Too few incentives to drive change towards low-carbon future
THE number of homes to be retrofitted, making them warmer and cheaper to heat, will increase by 5,000 to 30,000 next year.
Communications, Climate Action and Environment Minister Denis Naughten said a commitment to retrofit one million homes by 2020 would not be met, but that State investment in energy efficiency and renewables would help achieve climate change targets.
Climate change was referenced by both Public Expenditure Minister Paschal Donohoe and Finance Minister Michael Noonan in their speeches, with Mr Noonan describing it as the "global challenge of our generation".
But there is concern about the lack of new incentives to drive change towards a low-carbon future, including encouraging motorists to switch to electric vehicles or move to public transport.
The VRT exemption worth €5,000 for electric vehicles is extended for five years, and two years for hybrids, worth between €1,500 and €2,500. The Government expects just 1,000 electric vehicles to be sold in 2017, up from 500 this year.
Additional funding of just €31m will be allocated to the CIÉ, limiting the group's ability to provide additional services and encourage a switch to bus and rail.
Some €100m will be spent next year on energy projects designed to save 116,000 tonnes of carbon and help support 3,000 jobs. Mr Naughten also revealed that €500,000 would be spent on a national dialogue on climate change, with ratification of the Paris climate agreement due to take place in the coming weeks.
He said the State was playing "catch-up" in relation to its obligations on global warming.
"This is as much an opportunity as an obligation," he said. "In any event, it is our children's future and a vital national interest."
Among the main measures aimed at reducing energy consumption and ramping up investment in renewables include €7m for a renewable heating incentive, €22m for communities keen to drive energy efficiency and €8m to upgrade homes for low-income households.
Mr Naughten said the national dialogue on climate change would need to engage "with the usual suspects", but with young people also.
"It's the young people who will need to make the changes required and deal with the consequences of this," he said. "We're talking about reaching our (climate change) targets for 2050. We have to engage with all of the sectors."

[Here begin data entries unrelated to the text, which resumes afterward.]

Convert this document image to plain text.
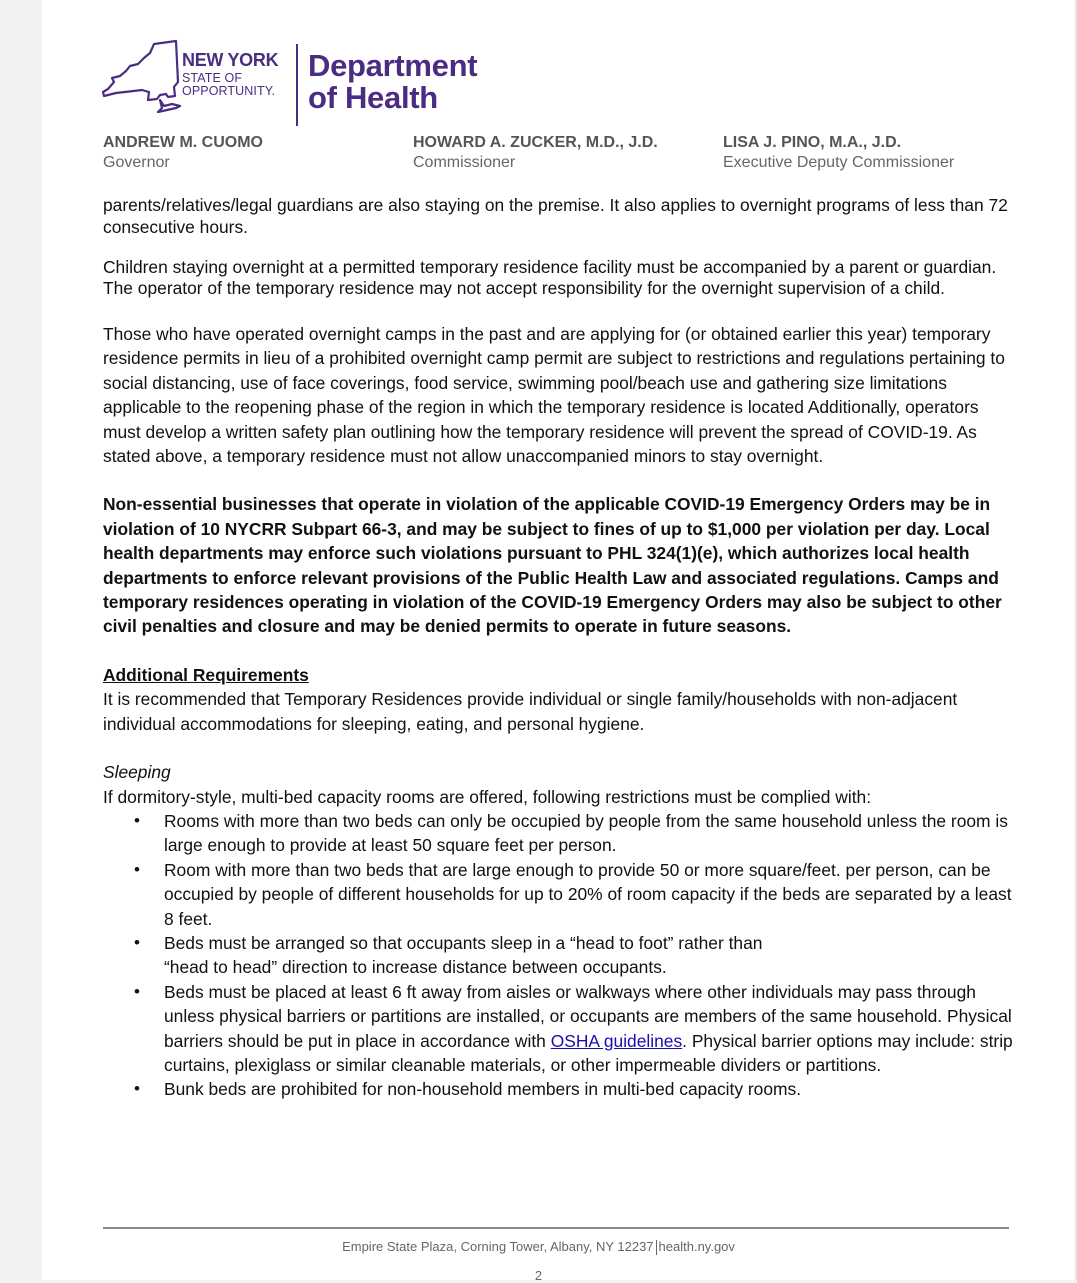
NEW YORK
STATE OF
OPPORTUNITY.
Department
of Health
ANDREW M. CUOMO
Governor
HOWARD A. ZUCKER, M.D., J.D.
Commissioner
LISA J. PINO, M.A., J.D.
Executive Deputy Commissioner

parents/relatives/legal guardians are also staying on the premise. It also applies to overnight programs of less than 72 consecutive hours.

Children staying overnight at a permitted temporary residence facility must be accompanied by a parent or guardian. The operator of the temporary residence may not accept responsibility for the overnight supervision of a child.

Those who have operated overnight camps in the past and are applying for (or obtained earlier this year) temporary residence permits in lieu of a prohibited overnight camp permit are subject to restrictions and regulations pertaining to social distancing, use of face coverings, food service, swimming pool/beach use and gathering size limitations applicable to the reopening phase of the region in which the temporary residence is located Additionally, operators must develop a written safety plan outlining how the temporary residence will prevent the spread of COVID-19. As stated above, a temporary residence must not allow unaccompanied minors to stay overnight.

Non-essential businesses that operate in violation of the applicable COVID-19 Emergency Orders may be in violation of 10 NYCRR Subpart 66-3, and may be subject to fines of up to $1,000 per violation per day. Local health departments may enforce such violations pursuant to PHL 324(1)(e), which authorizes local health departments to enforce relevant provisions of the Public Health Law and associated regulations. Camps and temporary residences operating in violation of the COVID-19 Emergency Orders may also be subject to other civil penalties and closure and may be denied permits to operate in future seasons.

Additional Requirements

It is recommended that Temporary Residences provide individual or single family/households with non-adjacent individual accommodations for sleeping, eating, and personal hygiene.

Sleeping

If dormitory-style, multi-bed capacity rooms are offered, following restrictions must be complied with:

• Rooms with more than two beds can only be occupied by people from the same household unless the room is large enough to provide at least 50 square feet per person.
• Room with more than two beds that are large enough to provide 50 or more square/feet. per person, can be occupied by people of different households for up to 20% of room capacity if the beds are separated by a least 8 feet.
• Beds must be arranged so that occupants sleep in a “head to foot” rather than
“head to head” direction to increase distance between occupants.
• Beds must be placed at least 6 ft away from aisles or walkways where other individuals may pass through unless physical barriers or partitions are installed, or occupants are members of the same household. Physical barriers should be put in place in accordance with OSHA guidelines. Physical barrier options may include: strip curtains, plexiglass or similar cleanable materials, or other impermeable dividers or partitions.
• Bunk beds are prohibited for non-household members in multi-bed capacity rooms.
Empire State Plaza, Corning Tower, Albany, NY 12237 health.ny.gov
2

There is also an extension of the scheme of accelerated capital allowances for investment in energy-efficient equipment to sole traders, including farmers. Larger vehicles using natural gas instead of diesel will enjoy a minimum rate of excise for eight years.
Carbon tax will not be imposed on solid fuels that include an element of biomass, and there will be tax relief for combined heat and power plants which produce more efficient electricity.
Some €211m has been set aside for the agriculture Glas scheme for farmers, with some 50,000 participants expected by 2017.
The Sustainable Energy Authority of Ireland has been given funding to look at how to drive behaviour change, and the Government is also exploring how to ramp up production of bio-energy crops.
Capital spending is largely focused on roads and not new public transport options.
The Environmental Pillar, which represents the views of 29 NGOs to government, said the Budget was a "missed opportunity" as it failed to set out the "foundations" for a low-carbon economy, with no incentives to reduce consumption, waste or pollution.